The United Kingdom Supreme Court has published its decision in the matter of Darnley v Croydon Health Services NHS Trust [2018] UKSC 50.

Mr Darnley suffered a head injury and went to hospital. He was told by the A&E receptionist that it would be four to five hours before he was seen, whereas the true position was that he would be seen by a triage nurse within thirty minutes. After 19 minutes, the claimant (feeling unwell) and his friend left and he went home. He then suffered a deterioration in his condition and ultimately suffered severe disabilities.

Allowing the appeal, the Supreme Court focused on the ‘flawed’ approach of the majority in the Court of Appeal to the duty of care issue. It held that the case fell squarely within an established category of duty of care. At [16]:

While it is correct that no authority has been cited in these proceedings which deals specifically with misleading information provided by a receptionist in an A & E department causing physical injury, it is not necessary to address, in every instance where the precise factual situation has not previously been the subject of a reported judicial decision, whether it would be fair, just and reasonable to impose a duty of care.

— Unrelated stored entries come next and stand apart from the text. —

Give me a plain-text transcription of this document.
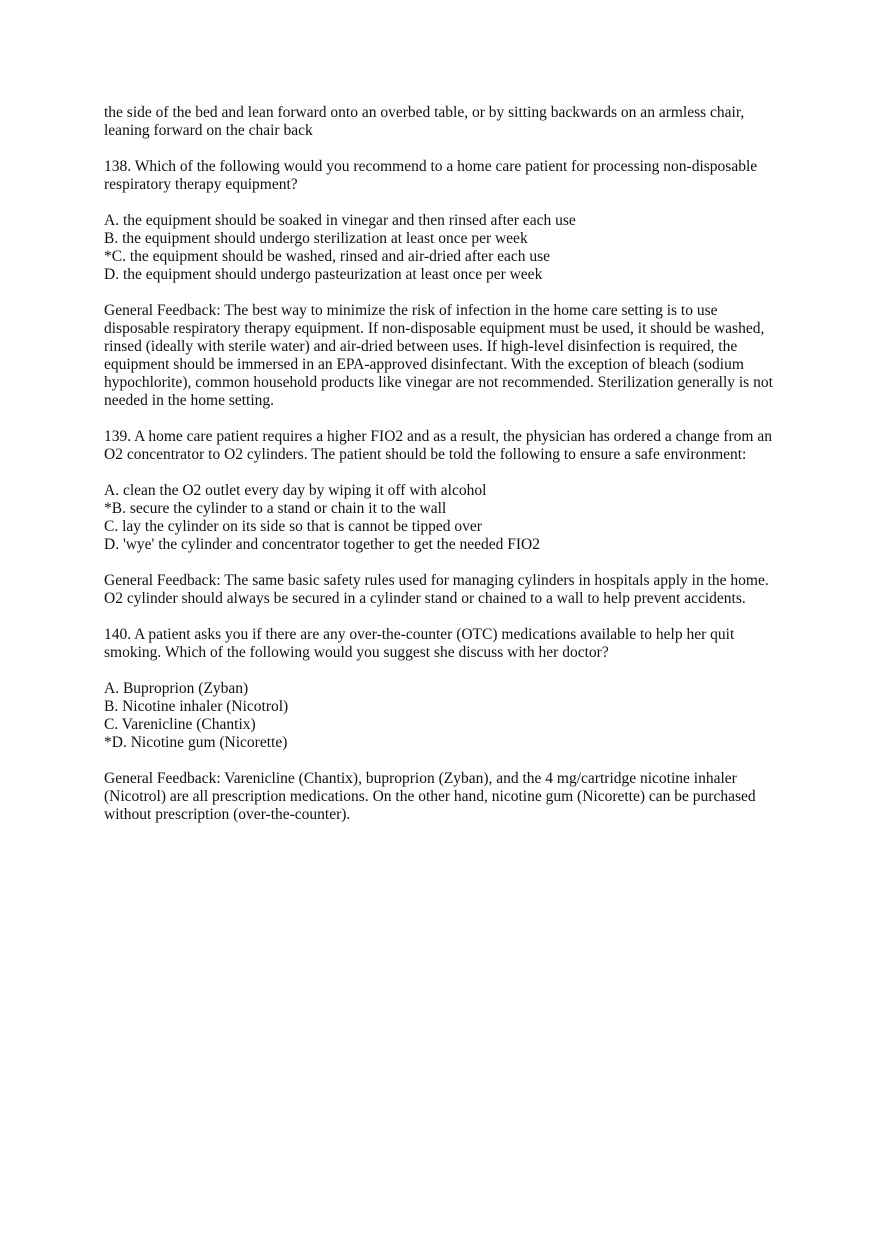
the side of the bed and lean forward onto an overbed table, or by sitting backwards on an armless chair, leaning forward on the chair back

138. Which of the following would you recommend to a home care patient for processing non-disposable respiratory therapy equipment?

A. the equipment should be soaked in vinegar and then rinsed after each use
B. the equipment should undergo sterilization at least once per week
*C. the equipment should be washed, rinsed and air-dried after each use
D. the equipment should undergo pasteurization at least once per week

General Feedback: The best way to minimize the risk of infection in the home care setting is to use disposable respiratory therapy equipment. If non-disposable equipment must be used, it should be washed, rinsed (ideally with sterile water) and air-dried between uses. If high-level disinfection is required, the equipment should be immersed in an EPA-approved disinfectant. With the exception of bleach (sodium hypochlorite), common household products like vinegar are not recommended. Sterilization generally is not needed in the home setting.

139. A home care patient requires a higher FIO2 and as a result, the physician has ordered a change from an O2 concentrator to O2 cylinders. The patient should be told the following to ensure a safe environment:

A. clean the O2 outlet every day by wiping it off with alcohol
*B. secure the cylinder to a stand or chain it to the wall
C. lay the cylinder on its side so that is cannot be tipped over
D. 'wye' the cylinder and concentrator together to get the needed FIO2

General Feedback: The same basic safety rules used for managing cylinders in hospitals apply in the home. O2 cylinder should always be secured in a cylinder stand or chained to a wall to help prevent accidents.

140. A patient asks you if there are any over-the-counter (OTC) medications available to help her quit smoking. Which of the following would you suggest she discuss with her doctor?

A. Buproprion (Zyban)
B. Nicotine inhaler (Nicotrol)
C. Varenicline (Chantix)
*D. Nicotine gum (Nicorette)

General Feedback: Varenicline (Chantix), buproprion (Zyban), and the 4 mg/cartridge nicotine inhaler (Nicotrol) are all prescription medications. On the other hand, nicotine gum (Nicorette) can be purchased without prescription (over-the-counter).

It is sufficient that the case falls within an established category in which the law imposes a duty of care.

The duty of care is owed by the hospital trust and it is not appropriate to distinguish, in this regard, between medical and non-medical staff: [17].

The court mentioned as providing great assistance a note by Professor James Goudkamp ([2017] CLJ 481) on the decision of the Court of Appeal: [23].

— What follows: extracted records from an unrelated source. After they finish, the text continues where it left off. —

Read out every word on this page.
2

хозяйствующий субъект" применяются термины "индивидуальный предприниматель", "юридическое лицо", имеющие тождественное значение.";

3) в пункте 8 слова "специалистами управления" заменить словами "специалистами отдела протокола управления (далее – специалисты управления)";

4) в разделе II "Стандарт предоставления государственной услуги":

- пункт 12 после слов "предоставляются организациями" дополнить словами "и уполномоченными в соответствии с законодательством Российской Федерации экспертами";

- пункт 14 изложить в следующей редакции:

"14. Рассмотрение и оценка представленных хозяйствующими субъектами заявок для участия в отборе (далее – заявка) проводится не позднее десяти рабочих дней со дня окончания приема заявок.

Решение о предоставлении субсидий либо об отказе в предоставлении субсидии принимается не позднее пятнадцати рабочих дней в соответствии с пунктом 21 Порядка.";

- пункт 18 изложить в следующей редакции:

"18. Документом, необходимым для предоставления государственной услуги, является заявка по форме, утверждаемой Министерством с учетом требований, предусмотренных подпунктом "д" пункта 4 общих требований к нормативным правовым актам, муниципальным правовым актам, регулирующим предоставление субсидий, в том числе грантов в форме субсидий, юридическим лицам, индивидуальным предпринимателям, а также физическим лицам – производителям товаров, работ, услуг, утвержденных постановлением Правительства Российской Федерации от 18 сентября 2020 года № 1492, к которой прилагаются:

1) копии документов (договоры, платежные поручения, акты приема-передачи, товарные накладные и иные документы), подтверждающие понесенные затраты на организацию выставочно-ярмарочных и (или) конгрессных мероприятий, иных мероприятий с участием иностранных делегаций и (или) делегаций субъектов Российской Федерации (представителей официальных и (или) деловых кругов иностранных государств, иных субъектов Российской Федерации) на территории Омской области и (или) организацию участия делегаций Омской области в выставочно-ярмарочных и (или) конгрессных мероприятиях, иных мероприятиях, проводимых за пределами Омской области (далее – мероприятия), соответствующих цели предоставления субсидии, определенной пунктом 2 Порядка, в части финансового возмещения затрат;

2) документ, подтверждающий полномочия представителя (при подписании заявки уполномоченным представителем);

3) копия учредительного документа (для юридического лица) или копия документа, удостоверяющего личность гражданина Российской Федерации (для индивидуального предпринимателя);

In relation to breach of duty, the court held that the information provided to the patient was incomplete. The The trial judge made the critical finding that it was reasonably
foreseeable that a person who believes that it may be four or five hours before he
will be seen by a doctor may decide to leave: [27].

On causation, the court noted the decision of the trial judge that judge found that, if the patient had been told that he would be seen within 30 minutes, he would have stayed in the waiting area and would have been seen before he left. He would then have been admitted or told to wait. He would have waited and his later collapse would have occurred within a hospital setting: [29].

The matter was remitted for trial to assess damages.

The UKSC decision has some similarity to the decision in Wang v Central Sydney Area Health Service [2000] NSWSC 515.